Division of Cardiothoracic Surgery, University of Colorado, Aurora, Colorado.
Division of Cardiothoracic Surgery, University of Colorado, Aurora, Colorado.
Ann Thorac Surg. 2019 Aug;108(2):350-357. doi: 10.1016/j.athoracsur.2019.03.057. Epub 2019 Apr 19.
Our objective was to evaluate the association of bridge to transplant (BTT) extracorporeal membrane oxygenation (ECMO) on survival after lung transplantation (LTx) and determine the degree to which transplant center volume affects this relationship.
Using the United Network for Organ Sharing database, we performed a retrospective cohort study evaluating the survival of patients undergoing LTx between 2005 and 2017. On the basis of previous literature, LTx centers were classified into 3 groups using their average annual LTx volume over the preceding 5 years: less than 25, 25 to 49, and more than 50. Survival of BTT ECMO and non-ECMO patients was analyzed using a log-rank test. Propensity scores for BTT ECMO were calculated, and a weighted proportional hazards model was used to compare BTT ECMO and non-ECMO patients by center volume.
There were 20,976 patients who met inclusion criteria, with 611 (2.9%) undergoing BTT ECMO. Overall, BTT ECMO was associated with increased posttransplantation hazard of mortality (hazard ratio, 1.37; 95% confidence interval, 1.14 to 1.64). Kaplan-Meier plots by center volume suggest that BTT ECMO-associated mortality may be mitigated at high-volume LTx centers. In the propensity score-weighted proportional hazards model, we determined that when centers perform more than 35 LTxs per year, the increased hazard of BTT ECMO on mortality is no longer observed.

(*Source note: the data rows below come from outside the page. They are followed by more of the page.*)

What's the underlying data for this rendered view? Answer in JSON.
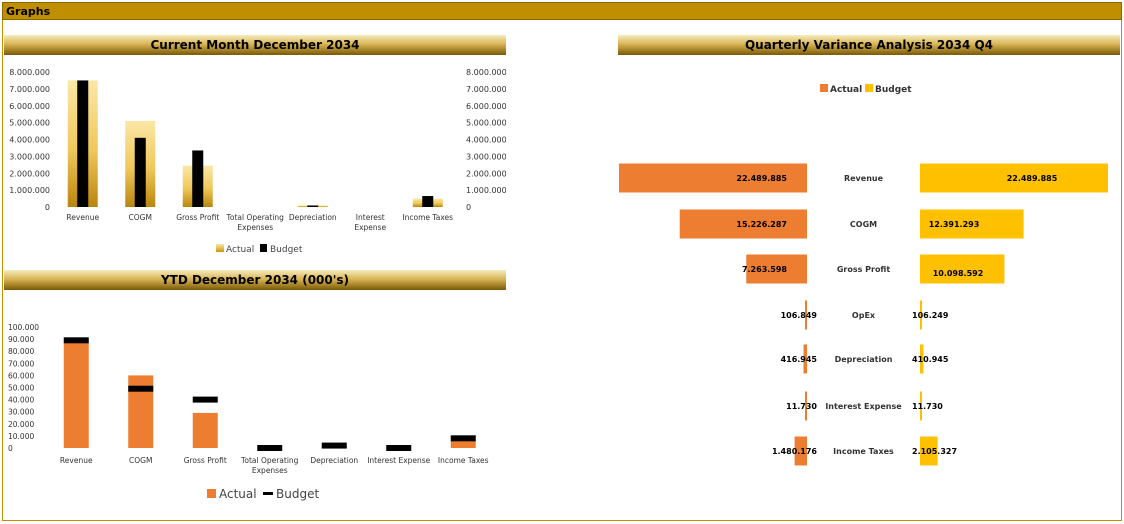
{
  "page": {
    "title": "Graphs"
  },
  "colors": {
    "accent": "#bf8f00",
    "actual_orange": "#ed7d31",
    "budget_yellow": "#ffc000",
    "budget_black": "#000000",
    "actual_gold": "#f3d27a"
  },
  "chart_data": [
    {
      "id": "current-month",
      "type": "bar",
      "title": "Current Month  December 2034",
      "categories": [
        "Revenue",
        "COGM",
        "Gross Profit",
        "Total Operating Expenses",
        "Depreciation",
        "Interest Expense",
        "Income Taxes"
      ],
      "category_lines": [
        [
          "Revenue"
        ],
        [
          "COGM"
        ],
        [
          "Gross Profit"
        ],
        [
          "Total Operating",
          "Expenses"
        ],
        [
          "Depreciation"
        ],
        [
          "Interest",
          "Expense"
        ],
        [
          "Income Taxes"
        ]
      ],
      "series": [
        {
          "name": "Actual",
          "values": [
            7500000,
            5100000,
            2450000,
            0,
            90000,
            0,
            500000
          ]
        },
        {
          "name": "Budget",
          "values": [
            7500000,
            4100000,
            3350000,
            0,
            90000,
            0,
            650000
          ]
        }
      ],
      "y_ticks": [
        "0",
        "1.000.000",
        "2.000.000",
        "3.000.000",
        "4.000.000",
        "5.000.000",
        "6.000.000",
        "7.000.000",
        "8.000.000"
      ],
      "ylim": [
        0,
        8000000
      ],
      "legend": [
        "Actual",
        "Budget"
      ],
      "legend_position": "bottom"
    },
    {
      "id": "ytd",
      "type": "bar",
      "title": "YTD  December 2034   (000's)",
      "categories": [
        "Revenue",
        "COGM",
        "Gross Profit",
        "Total Operating Expenses",
        "Depreciation",
        "Interest Expense",
        "Income Taxes"
      ],
      "category_lines": [
        [
          "Revenue"
        ],
        [
          "COGM"
        ],
        [
          "Gross Profit"
        ],
        [
          "Total Operating",
          "Expenses"
        ],
        [
          "Depreciation"
        ],
        [
          "Interest Expense"
        ],
        [
          "Income Taxes"
        ]
      ],
      "series": [
        {
          "name": "Actual",
          "values": [
            88000,
            60000,
            29000,
            0,
            1500,
            0,
            6000
          ]
        },
        {
          "name": "Budget",
          "values": [
            89000,
            49000,
            40000,
            0,
            2000,
            0,
            8000
          ]
        }
      ],
      "y_ticks": [
        "0",
        "10.000",
        "20.000",
        "30.000",
        "40.000",
        "50.000",
        "60.000",
        "70.000",
        "80.000",
        "90.000",
        "100.000"
      ],
      "ylim": [
        0,
        100000
      ],
      "legend": [
        "Actual",
        "Budget"
      ],
      "legend_position": "bottom"
    },
    {
      "id": "quarterly-variance",
      "type": "bar",
      "orientation": "horizontal-butterfly",
      "title": "Quarterly Variance Analysis  2034 Q4",
      "categories": [
        "Revenue",
        "COGM",
        "Gross Profit",
        "OpEx",
        "Depreciation",
        "Interest Expense",
        "Income Taxes"
      ],
      "series": [
        {
          "name": "Actual",
          "values": [
            22489885,
            15226287,
            7263598,
            106849,
            416945,
            11730,
            1480176
          ],
          "labels": [
            "22.489.885",
            "15.226.287",
            "7.263.598",
            "106.849",
            "416.945",
            "11.730",
            "1.480.176"
          ]
        },
        {
          "name": "Budget",
          "values": [
            22489885,
            12391293,
            10098592,
            106249,
            410945,
            11730,
            2105327
          ],
          "labels": [
            "22.489.885",
            "12.391.293",
            "10.098.592",
            "106.249",
            "410.945",
            "11.730",
            "2.105.327"
          ]
        }
      ],
      "legend": [
        "Actual",
        "Budget"
      ],
      "legend_position": "top"
    }
  ]
}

BTT ECMO can be performed as a bridge to LTx without significantly increasing patient mortality in high-volume centers. Patients undergoing BTT ECMO at LTx centers that perform more than 35 LTxs annually have equivalent mortality to those who do not require ECMO before transplantation.
我们的目的是评估肺移植(LTx)前桥接(BTT)体外膜氧合(ECMO)对生存率的影响,并确定移植中心的数量对这种关系的影响程度。
我们使用美国器官共享网络数据库,对 2005 年至 2017 年期间接受 LTx 的患者进行了回顾性队列研究。根据先前的文献,根据过去 5 年的平均每年 LTx 量,将 LTx 中心分为 3 组:少于 25、25-49 和大于 50。使用对数秩检验分析 BTT ECMO 和非 ECMO 患者的生存率。计算 BTT ECMO 的倾向评分,并使用加权比例风险模型按中心体积比较 BTT ECMO 和非 ECMO 患者。
共有 20976 名符合纳入标准的患者,其中 611 名(2.9%)接受了 BTT ECMO。总体而言,BTT ECMO 与移植后死亡率增加的风险相关(风险比,1.37;95%置信区间,1.14 至 1.64)。按中心体积绘制的 Kaplan-Meier 图表明,在高容量 LTx 中心,BTT ECMO 相关死亡率可能会降低。在倾向评分加权比例风险模型中,我们确定当中心每年进行超过 35 次 LTx 时,BTT ECMO 对死亡率的增加风险不再存在。
在高容量中心,BTT ECMO 可作为 LTx 的桥梁,而不会显著增加患者的死亡率。在每年进行超过 35 次 LTx 的 LTx 中心接受 BTT ECMO 的患者,其死亡率与未接受移植前 ECMO 的患者相当。